What does she mean, 'magic what now'? Wait, do they not even have the concept of 'magic' here? I don't have the energy to figure out if 'magic' is a foreign idea in this world. The system they follow is based on the Mythic Tree. I should rephrase.

"Sorry, I mean some kind of artifact we can store items in. Like ordered space."

"Oh! An inventory tool! Right. There are multiple versions of those."

"Now you're talking. Multiple versions?"

"Yes. Rings, bracelets, boxes, and bags like you said. But 'magic thing'? I've never heard that before."

I guess I was right. The concept of 'magic' as I know it doesn't exist here. I don't fully get how powers work in this world, even though I'm using mine. There are still too many holes.

"Okay. Inventory tool. Tomorrow morning we'll look for one."

---

The next morning, they went to the guild and were directed to a specific shop. An old woman greeted them from behind a cluttered counter.

"You sell inventory tools here, ma'am?" Azazel asked.

"I do. Have a look. There are several types."

Azazel examined the display—simple rings, sturdy bracelets, ornate boxes, and plain pouches. He turned to Reginleif. "Which one do you think we should take?"

"The rings are convenient but have limited storage. The boxes hold more, but... well, it's a box you have to carry," she reasoned.

As they debated, Azazel's eye caught a strange object on a low shelf. He picked up a palm-sized cube, its surface segmented into smaller squares of different colors. "What about this one?"

The shopkeeper peered over. "Oh, that. It is an inventory tool, technically. But no one can open it. It's useless."

Azazel turned the cube in his hands. It's a Rubik's Cube. You have to solve the puzzle. That's the price.

"How much?"

"Five silver coins."

She just wants to get rid of it. That's why it's so cheap. It's a gamble. If it's junk, I can come back for a ring. "Okay. I'll take it."

Reginleif, meanwhile, purchased a silver bracelet with her own funds. As they left the shop, Azazel noticed her purse was decidedly flat.

After walking a short way, Reginleif broke the silence. "Azazel… you're going to buy lunch for me, right?"

"Why are you asking? Of course I am."

"Oh, nothing. Just checking," she said quickly, looking away.

I can't tell him I spent almost all my money on this bracelet,she thought. He'd criticize me for not saving, for being irresponsible. I should lay low about my money problems for now.
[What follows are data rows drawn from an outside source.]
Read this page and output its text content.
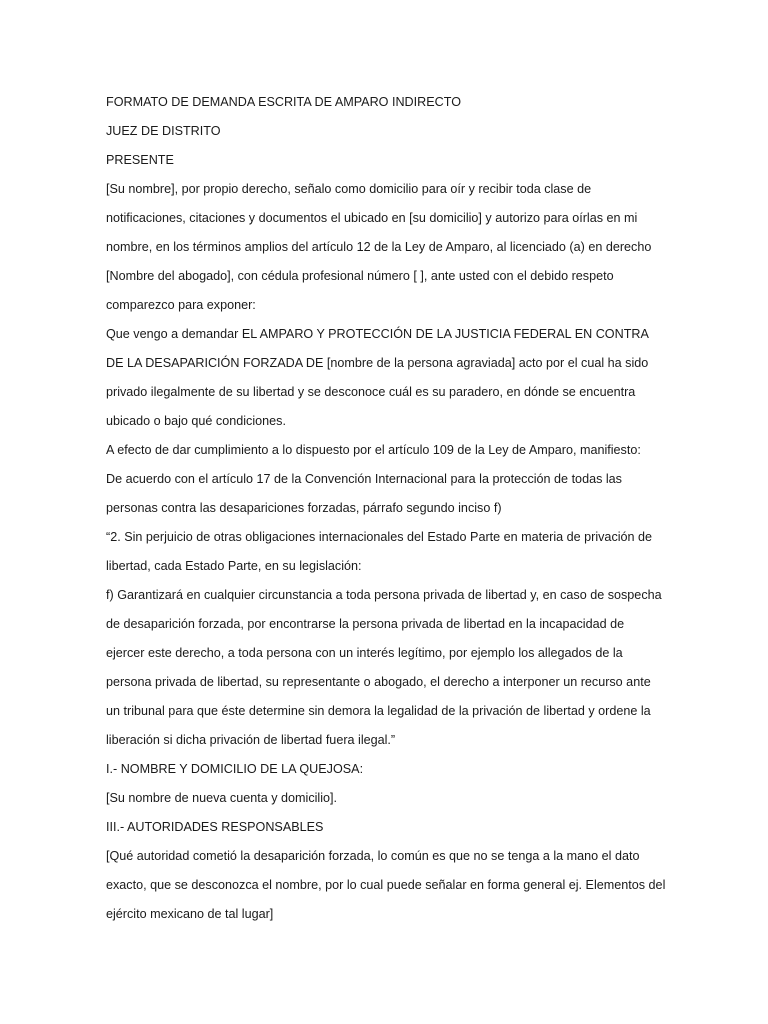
FORMATO DE DEMANDA ESCRITA DE AMPARO INDIRECTO

JUEZ DE DISTRITO

PRESENTE

[Su nombre], por propio derecho, señalo como domicilio para oír y recibir toda clase de notificaciones, citaciones y documentos el ubicado en [su domicilio] y autorizo para oírlas en mi nombre, en los términos amplios del artículo 12 de la Ley de Amparo, al licenciado (a) en derecho [Nombre del abogado], con cédula profesional número [ ], ante usted con el debido respeto comparezco para exponer:

Que vengo a demandar EL AMPARO Y PROTECCIÓN DE LA JUSTICIA FEDERAL EN CONTRA DE LA DESAPARICIÓN FORZADA DE [nombre de la persona agraviada] acto por el cual ha sido privado ilegalmente de su libertad y se desconoce cuál es su paradero, en dónde se encuentra ubicado o bajo qué condiciones.

A efecto de dar cumplimiento a lo dispuesto por el artículo 109 de la Ley de Amparo, manifiesto:

De acuerdo con el artículo 17 de la Convención Internacional para la protección de todas las personas contra las desapariciones forzadas, párrafo segundo inciso f)

“2. Sin perjuicio de otras obligaciones internacionales del Estado Parte en materia de privación de libertad, cada Estado Parte, en su legislación:

f) Garantizará en cualquier circunstancia a toda persona privada de libertad y, en caso de sospecha de desaparición forzada, por encontrarse la persona privada de libertad en la incapacidad de ejercer este derecho, a toda persona con un interés legítimo, por ejemplo los allegados de la persona privada de libertad, su representante o abogado, el derecho a interponer un recurso ante un tribunal para que éste determine sin demora la legalidad de la privación de libertad y ordene la liberación si dicha privación de libertad fuera ilegal.”

I.- NOMBRE Y DOMICILIO DE LA QUEJOSA:

[Su nombre de nueva cuenta y domicilio].

III.- AUTORIDADES RESPONSABLES

[Qué autoridad cometió la desaparición forzada, lo común es que no se tenga a la mano el dato exacto, que se desconozca el nombre, por lo cual puede señalar en forma general ej. Elementos del ejército mexicano de tal lugar]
Azazel caught her shift in demeanor. I sense a money shortage. We'll need to take on quests, grind for cash. I was planning to hit a

The dungeon, but first I need to figure out this cube and buy travel supplies—potions, a lantern, oil, a cooking pot, rations. Maybe I should ask the guild for a guidebook, too. I've got my own knowledge, but more intel never hurts. Anyway, first things first: lunch.

"Forward to lunch," he declared.

And so, Azazel and Reginleif enjoyed a hearty meal of spaghetti.